Mandela and a need for greatness

Mandela gazing through bars at former prisonThere is no need to add to the chorus of praise for Nelson Mandela. He deserves it all. I wonder, though, if some of the fervent singing is due not to who Mandela was, but to a sudden fear that the breed of politicians who rise to the rank of great statesmen has passed with him.

Mandela by his own insistence was not a saint. None of us are, of course, but his acknowledgment seemed a deliberate attempt to discourage a personality cult. While that puts him all the closer to sainthood, I’ll honor his self-assessment and merely accuse him of humility and wisdom.

Sadly, however, he undermined his claimed unsaintliness by refusing to serve more than one term as president. Perhaps he was just old enough to know better at that point, but even that would amount to uncommon wisdom. Not uncommon for an average person, but tragically uncommon for a politician.

It is that distinction, between common people and politicians, that grabs hold of me when I think of Mandela and his legacy. Without in any way detracting from his achievements, it is worth reflecting on the fact that Mandela knew firsthand what he was fighting for. Naturally he knew the oppression that black South Africans faced, and his 27 years as a political prisoner gave him intimate knowledge of the demoralizing reality of incarceration. But he also knew poverty, and life far from the conveniences of the comfortable, the life of most of his fellow South Africans.

I don’t think any US presidents or senators of the last few decades grew up poor and oppressed. Maybe I’m wrong. And I don’t think many Supreme Court justices or, for that matter, congressional representatives (statistically speaking) fall into that category either. I think the United States is being and has long been run by fairly well-off people.

It is easy enough to make the case that democracy in this country is dysfunctional at best, having been replaced by an oligarchy with the means and resources to manipulate public opinion almost at will. But I don’t think we need to debate that, because a more basic dysfunction is at work.

How many of our leaders who decide how lazy poor people are and how much and what type of assistance they should get have ever gone hungry? Or had to rely on outside assistance to get by? How many of the leaders who have presided over the increase of the US prison population to the highest per capita in the developed world have spent time locked inside a cell?

No, I am not trying to make the case that only poor people and criminals can run the country. But I am suggesting that maybe people who have no understanding of poverty and social oppression cannot run the country well. And I don’t think one needs to bankrupt oneself or go to jail to gain this understanding. Compassion is what is needed.

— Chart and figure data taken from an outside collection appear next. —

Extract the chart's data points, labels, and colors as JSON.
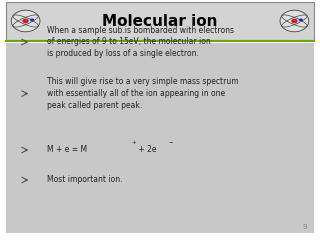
{
  "title": "Molecular ion",
  "title_fontsize": 11,
  "title_color": "#000000",
  "header_bg": "#d3d3d3",
  "header_border": "#888888",
  "body_bg": "#c8c8c8",
  "body_text_color": "#222222",
  "separator_color_top": "#6aaa00",
  "bullet_color": "#555555",
  "bullets": [
    "When a sample sub.is bombarded with electrons\nof energies of 9 to 15eV, the molecular ion\nis produced by loss of a single electron.",
    "This will give rise to a very simple mass spectrum\nwith essentially all of the ion appearing in one\npeak called parent peak.",
    "M + e = M",
    "Most important ion."
  ],
  "bullet_fontsize": 5.5,
  "page_number": "9",
  "page_number_fontsize": 5
}
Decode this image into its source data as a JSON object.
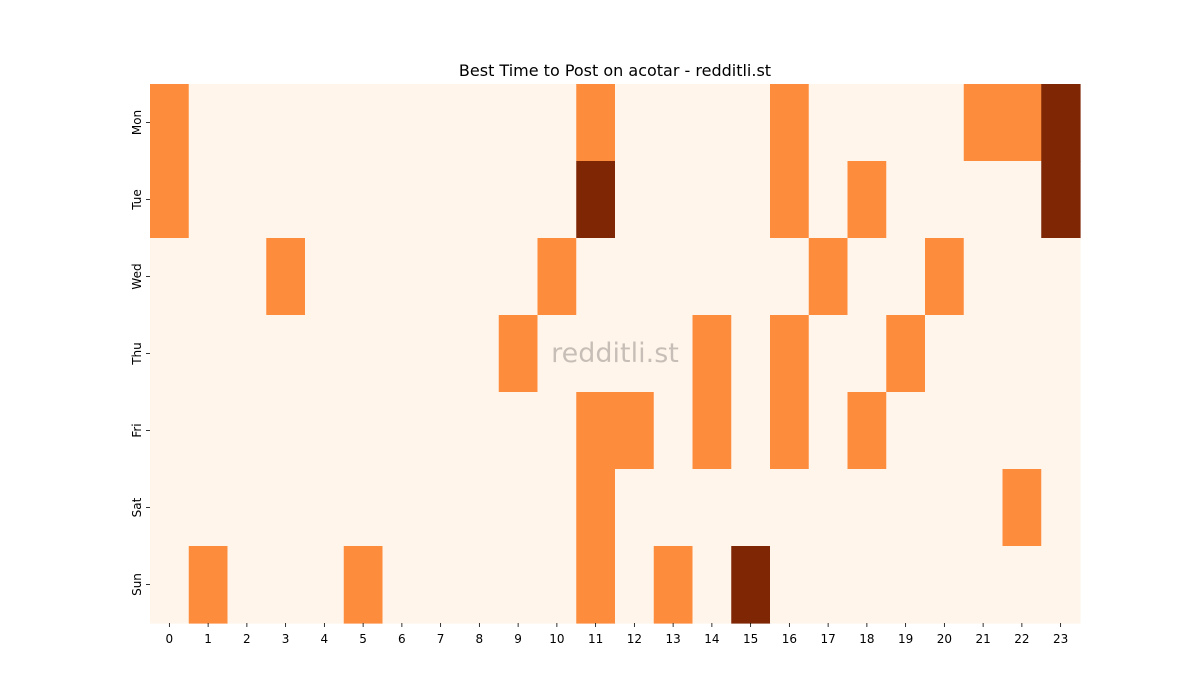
{
  "chart_data": {
    "type": "heatmap",
    "title": "Best Time to Post on acotar - redditli.st",
    "xlabel": "",
    "ylabel": "",
    "x_categories": [
      "0",
      "1",
      "2",
      "3",
      "4",
      "5",
      "6",
      "7",
      "8",
      "9",
      "10",
      "11",
      "12",
      "13",
      "14",
      "15",
      "16",
      "17",
      "18",
      "19",
      "20",
      "21",
      "22",
      "23"
    ],
    "y_categories": [
      "Mon",
      "Tue",
      "Wed",
      "Thu",
      "Fri",
      "Sat",
      "Sun"
    ],
    "values": [
      [
        1,
        0,
        0,
        0,
        0,
        0,
        0,
        0,
        0,
        0,
        0,
        1,
        0,
        0,
        0,
        0,
        1,
        0,
        0,
        0,
        0,
        1,
        1,
        2
      ],
      [
        1,
        0,
        0,
        0,
        0,
        0,
        0,
        0,
        0,
        0,
        0,
        2,
        0,
        0,
        0,
        0,
        1,
        0,
        1,
        0,
        0,
        0,
        0,
        2
      ],
      [
        0,
        0,
        0,
        1,
        0,
        0,
        0,
        0,
        0,
        0,
        1,
        0,
        0,
        0,
        0,
        0,
        0,
        1,
        0,
        0,
        1,
        0,
        0,
        0
      ],
      [
        0,
        0,
        0,
        0,
        0,
        0,
        0,
        0,
        0,
        1,
        0,
        0,
        0,
        0,
        1,
        0,
        1,
        0,
        0,
        1,
        0,
        0,
        0,
        0
      ],
      [
        0,
        0,
        0,
        0,
        0,
        0,
        0,
        0,
        0,
        0,
        0,
        1,
        1,
        0,
        1,
        0,
        1,
        0,
        1,
        0,
        0,
        0,
        0,
        0
      ],
      [
        0,
        0,
        0,
        0,
        0,
        0,
        0,
        0,
        0,
        0,
        0,
        1,
        0,
        0,
        0,
        0,
        0,
        0,
        0,
        0,
        0,
        0,
        1,
        0
      ],
      [
        0,
        1,
        0,
        0,
        0,
        1,
        0,
        0,
        0,
        0,
        0,
        1,
        0,
        1,
        0,
        2,
        0,
        0,
        0,
        0,
        0,
        0,
        0,
        0
      ]
    ],
    "colorscale": {
      "0": "#fff5eb",
      "1": "#fd8d3c",
      "2": "#7f2704"
    },
    "colorbar": false,
    "grid": false
  },
  "watermark": "redditli.st"
}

Mandela was compassionate. Like many other great figures in history, he did not seek revenge against his oppressors. He knew that he was fighting oppression, not for the right to oppress. He knew that suffering was something that should end, not be passed on, and he went with the idea of truth and reconciliation rather than revenge.

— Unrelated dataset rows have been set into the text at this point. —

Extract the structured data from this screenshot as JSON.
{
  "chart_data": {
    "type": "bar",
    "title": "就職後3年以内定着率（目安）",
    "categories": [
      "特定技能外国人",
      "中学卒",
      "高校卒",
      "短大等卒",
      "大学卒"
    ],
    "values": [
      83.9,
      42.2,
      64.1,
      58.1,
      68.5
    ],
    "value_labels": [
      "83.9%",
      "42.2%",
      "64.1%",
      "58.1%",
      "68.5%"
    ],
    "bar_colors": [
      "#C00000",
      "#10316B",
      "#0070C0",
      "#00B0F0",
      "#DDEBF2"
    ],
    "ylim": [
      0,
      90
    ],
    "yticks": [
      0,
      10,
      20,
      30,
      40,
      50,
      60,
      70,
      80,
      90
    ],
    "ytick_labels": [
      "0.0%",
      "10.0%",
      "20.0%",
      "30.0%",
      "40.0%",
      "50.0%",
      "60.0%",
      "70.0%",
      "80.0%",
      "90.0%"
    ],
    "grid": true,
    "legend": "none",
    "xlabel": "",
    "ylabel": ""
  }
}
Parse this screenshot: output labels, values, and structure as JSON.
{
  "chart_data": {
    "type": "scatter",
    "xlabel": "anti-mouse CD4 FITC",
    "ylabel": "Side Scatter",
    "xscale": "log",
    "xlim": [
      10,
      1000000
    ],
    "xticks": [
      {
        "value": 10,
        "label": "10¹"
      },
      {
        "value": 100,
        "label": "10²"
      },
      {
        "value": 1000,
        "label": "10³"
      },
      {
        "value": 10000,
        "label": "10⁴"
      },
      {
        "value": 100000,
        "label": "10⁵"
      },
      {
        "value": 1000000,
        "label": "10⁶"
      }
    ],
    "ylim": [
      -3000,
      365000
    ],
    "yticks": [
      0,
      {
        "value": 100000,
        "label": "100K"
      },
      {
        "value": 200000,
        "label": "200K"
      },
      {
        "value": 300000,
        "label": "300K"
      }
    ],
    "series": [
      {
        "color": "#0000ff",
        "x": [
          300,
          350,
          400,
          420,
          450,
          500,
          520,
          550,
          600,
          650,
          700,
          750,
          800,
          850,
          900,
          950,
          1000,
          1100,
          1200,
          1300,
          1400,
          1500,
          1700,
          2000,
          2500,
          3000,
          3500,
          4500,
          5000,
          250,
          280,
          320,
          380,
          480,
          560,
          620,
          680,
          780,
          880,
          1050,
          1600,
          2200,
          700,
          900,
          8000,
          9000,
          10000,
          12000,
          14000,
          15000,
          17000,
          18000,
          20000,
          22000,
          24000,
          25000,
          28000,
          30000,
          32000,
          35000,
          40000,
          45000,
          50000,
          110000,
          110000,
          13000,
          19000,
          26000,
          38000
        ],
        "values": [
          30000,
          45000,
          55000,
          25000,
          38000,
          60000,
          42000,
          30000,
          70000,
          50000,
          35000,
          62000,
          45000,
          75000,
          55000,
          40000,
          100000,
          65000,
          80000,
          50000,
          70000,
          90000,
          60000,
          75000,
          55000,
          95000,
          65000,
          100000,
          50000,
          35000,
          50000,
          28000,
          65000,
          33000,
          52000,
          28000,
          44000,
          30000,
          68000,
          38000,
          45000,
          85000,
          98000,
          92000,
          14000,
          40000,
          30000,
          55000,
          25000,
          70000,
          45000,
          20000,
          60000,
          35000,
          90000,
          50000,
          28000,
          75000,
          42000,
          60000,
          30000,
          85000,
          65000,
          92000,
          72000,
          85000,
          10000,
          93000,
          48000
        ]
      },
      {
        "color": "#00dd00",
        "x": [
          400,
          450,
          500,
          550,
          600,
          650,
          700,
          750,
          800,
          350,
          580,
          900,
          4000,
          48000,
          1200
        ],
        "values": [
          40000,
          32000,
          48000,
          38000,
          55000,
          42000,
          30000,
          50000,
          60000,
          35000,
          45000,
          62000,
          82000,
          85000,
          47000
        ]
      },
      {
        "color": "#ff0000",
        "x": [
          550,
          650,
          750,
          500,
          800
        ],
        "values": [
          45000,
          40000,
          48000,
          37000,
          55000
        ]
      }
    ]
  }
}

Suffering makes it easier to be compassionate. Actually, they are interchangeable, because compassion literally means to feel others’ suffering, just as it means to feel their joy. All it takes is not separating the world into me (or us) and them.

Since there really is very little chance of anyone with a background similar to Nelson Mandela’s coming to lead the United States out of what looks ever more like a form of social apartheid, what would it take for someone to attain a similar stature as a great statesman? The spokesperson for an era?

In the US context it would mean making the poor first-class citizens, on a par with the rich but without demeaning anyone. It would mean protecting the rights of ordinary people from being trampled by the legal might of corporations with their vast resources, while protecting the legitimate rights of businesses. It would mean treating everyone with respect and inviting them to do the same, and to be willing to sacrifice some of what they have and some of what they are sure of so that we can create something better than what we have, in ways that we might not think would work.

Nelson Mandela was a great man, and a politician insofar as he needed to be one, but he answered the need for greatness in a particular time and place. Greatness is also needed for our time and place. It will not be Mandela who answers the call, but it will be someone or some ones who know poverty and social oppression intimately — either because they have lived through them or because they feel them just the same.

One thought on “Mandela and a need for greatness

  1. Bob Bonnici

    Here! Here! Mandela will be truly missed. For an interesting contrast, look at Teddy Roosevelt in Kearn’s The Bully Pulpit as he attempted to correct the corrupt powers of early 20th century America. Seems remarkably similar to the greediness of America today.